Visiting the Holy Spring Temple.
Jordi Lippe-McGraw
Visiting the Holy Spring Temple.

Since we only had three days in the area, we had to be very strategic with what we were going to see and do. First, we spent an entire day literally doing nothing but hanging in our villa, something I highly recommend. The next day we did our sightseeing.

While you can certainly rent motorbikes to get around, you should be warned the traffic tends to be a nightmare and a newbie might want to avoid the stress of navigating it. You’re supposed to be relaxing, right? You can hire cabs to take you from place to place, but we opted to use our hotel to set up a personalized half day tour for efficiency and informational sake.

First, we visited the Tegalalang Rice Terrace. Though there are other tourists wanting to snap pictures of the same stunning view, it’s definitely a classic stop and worth a visit. Next, we headed to the Tirta Empul or the Holy Spring Temple. It was really helpful to have a guide at this point because he explained the whole spiritual bathing process and why it’s done. The temple is very busy, but mostly with locals and it’s an incredible site to watch. You can participate, but we opted to observe and learn about the ritual instead.

Then, we asked our guide to take us to some local craft shops. In this area, a number of the towns are known for particular trades. Nagi is known for its elephant carving, Pasar Seni is a treasure trove of local handicrafts, Celuk is home to Bali’s top gold and silver smiths, Batuan is the center of classic art paintings, and Mas is known for their creation of beautiful wood carvings.

We ended the day in Ubud, where we grabbed lunch at Taco Casa (yes Tacos in Bali) and wandered the streets popping into shops owned by both locals and expats. You could easily spend hours here testing out yoga classes or Ayurvedic treatments while sipping on green juices.

What To Do

Cokorda Rai doing his check up on me.
Jordi Lippe-McGraw
Cokorda Rai doing his check up on me.

Bali has long been known as a spiritual place and many visitors come to experience some eastern healing practices. We too wanted to partake in some of these practices and asked our hotel again for some authentic things to try. While people flocked to see medicine man Ketut Liyer after Gilbert revealed her life-changing interaction with him in her book, he has since passed away and developed a reputation over the recent years as Ketut Liar for his lack of authenticity after his sudden fame.

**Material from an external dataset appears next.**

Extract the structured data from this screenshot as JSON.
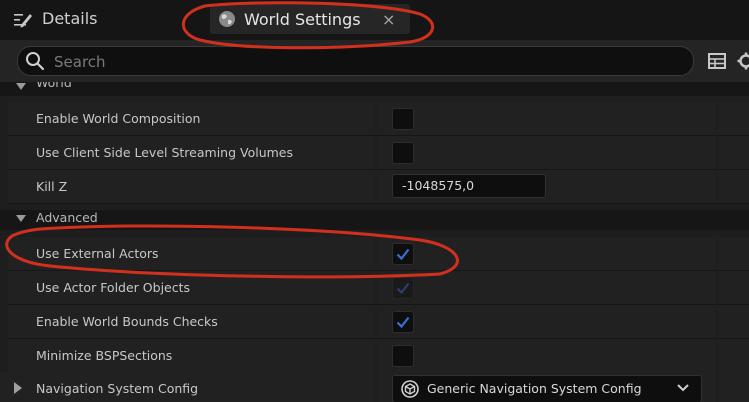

We were directed to a different elderly gentleman named Cokorda Rai, a traditional Balean aka healer. There are thousands of healers (actually there’s more Baleans than doctors), so feel free to do some research of your own. But, you should be aware of a couple of things when finding one. Real Baleans are not fortune tellers; they look at your vitals (glands, lymph nodes, pressure points, etc.) and determine where there’s a problem in your body and provide treatment. Also, you shouldn’t have to pay more than a few dollars to see one and it’s actually a donation not required to pay.

After our session with Cokorda, and in the spirit of being spiritual, the hotel also hooked us up with a Balinese offering class. Offerings are a daily part of the local life and are a combo of palm leaves and flowers brought to temples both in the home and in the town. A woman spent two hours teaching us how to make these offerings (aka canang sari) explaining they are for giving thanks for peace given to the world. They are also looked at as a small self-sacrifice because they take time and effort to prepare making it a daily reminder of acknowledging the gods and blessings in your life.